担当教員の判断で「ラプラス変換」か「フーリエ解析」かのいずれかを学習します。 いずれも微分積分の応用です。 2年次の微分積分が身についていれば十分受講可能です (重積分や偏微分の知識は使ったとしてもごく初歩的なものだけです)。 高等学校からの編入生は「微分積分I」の教科書が理解できれば心配いりませんが、 担当教員に一言声をかけておくとさらに安心です。
ラプラス変換は化学では使用頻度があまり高くないので、 ラプラス変換がテーマに選ばれている場合は、 数学があまり好きでない人は無理にとらなくてもいいでしょう。 ただし、必修の応用数学Iは技術的には初等的なので、 1年間それだけだと苦労して身に付けた微積分を忘れてしまう、 という恐れが多少あります。
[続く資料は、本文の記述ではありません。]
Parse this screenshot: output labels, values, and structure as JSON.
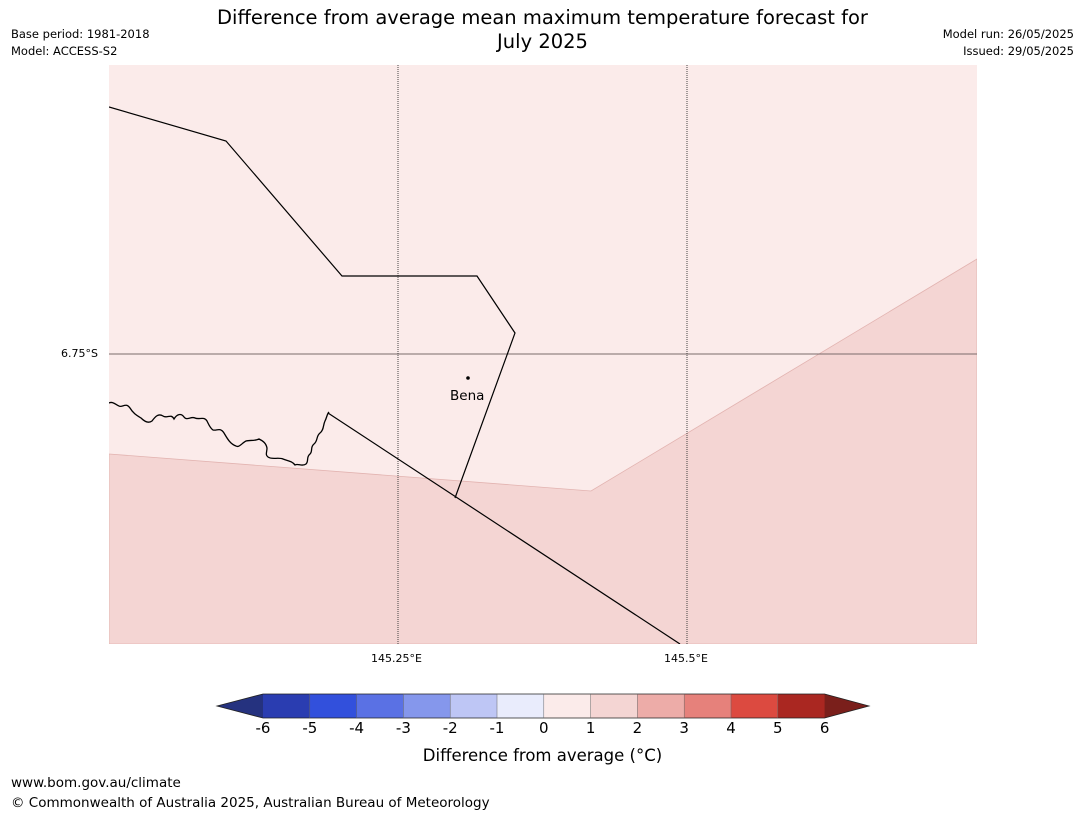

ラプラス変換は3年次以下の数Aの復習には最適なので、 数学の実力を維持したい人には選択する価値があると思います。
一方、フーリエ解析は量子力学や量子化学では必須のテクニックですので、 フーリエ解析がテーマに選ばれている場合は、 化学系の学生も大いに学ぶ価値があります。 これを身に付けないと、量子力学や量子化学は使いこなせません。 必要不可欠のテクニックだけに、 量子力学や量子化学の本格的教科書の中にも、通常はある程度説明がありますが、 この授業のほうが丁寧かつ詳細ですので、 将来、量子力学や量子化学を自分のものとし、縦横に使いこなしたい人は、 この科目を選択しておくと良いでしょう。 もちろん、3年次以下の数Aの復習としても最適です。
この科目は3年次数学Bの続編です。 この授業で学ぶのは抽象的なベクトルの理論で 「線形空間論」と呼ばれています。 世間で「線形代数」というと、 通常はこの線形空間論までを含みます。
本校では選択科目ですが、 高校から大学に進むコースでは≪必修科目≫です。 理工医歯薬農系など広義の理科系学生が大学1〜2年次 で学ぶ「教養の数学」といえば、 微分積分とこの線形代数の2つが定番です。 微分積分の知識は2〜3年次の数学AI,AIIで十分ですが、 線形代数についてはこの授業で補わない限り、世間一般のレベルと並びません。 線形空間論は、 大学3年次編入でも難関大学だと当たり前のように出題されます。
大学、とくに難関大学を目指す人は、 この科目を選択することを強く勧めます。 大学3年次に編入したあと、学ぶチャンスはありません (専攻科進学者は大丈夫です)。 この科目がなぜ重要かというと、 理工系の専門書は、一番易しいものでも、読者が 「教養程度の微分積分と線形代数」 の知識を持つことを仮定しているからです。
工科系の数学の多くは、19世紀以前の古いものが中心ですが、 線形空間論は現代数学の影響を強く受けているので、 初めて学ぶ人は面食らうかもしれません。 しかし、めげずに学んでください。 「計算は追えるが何をやっているか分からない」というのはよくある症状です。 困ったら、お気に入りの数学教員に質問に行きましょう。 この科目は、半年学んでもあまり分かった気がしないかもしれません。 しかし学んだ経験が大切です。ちゃんと学んでおけば、 何年かするうちにちょっとずつ意味がわかってくると思います。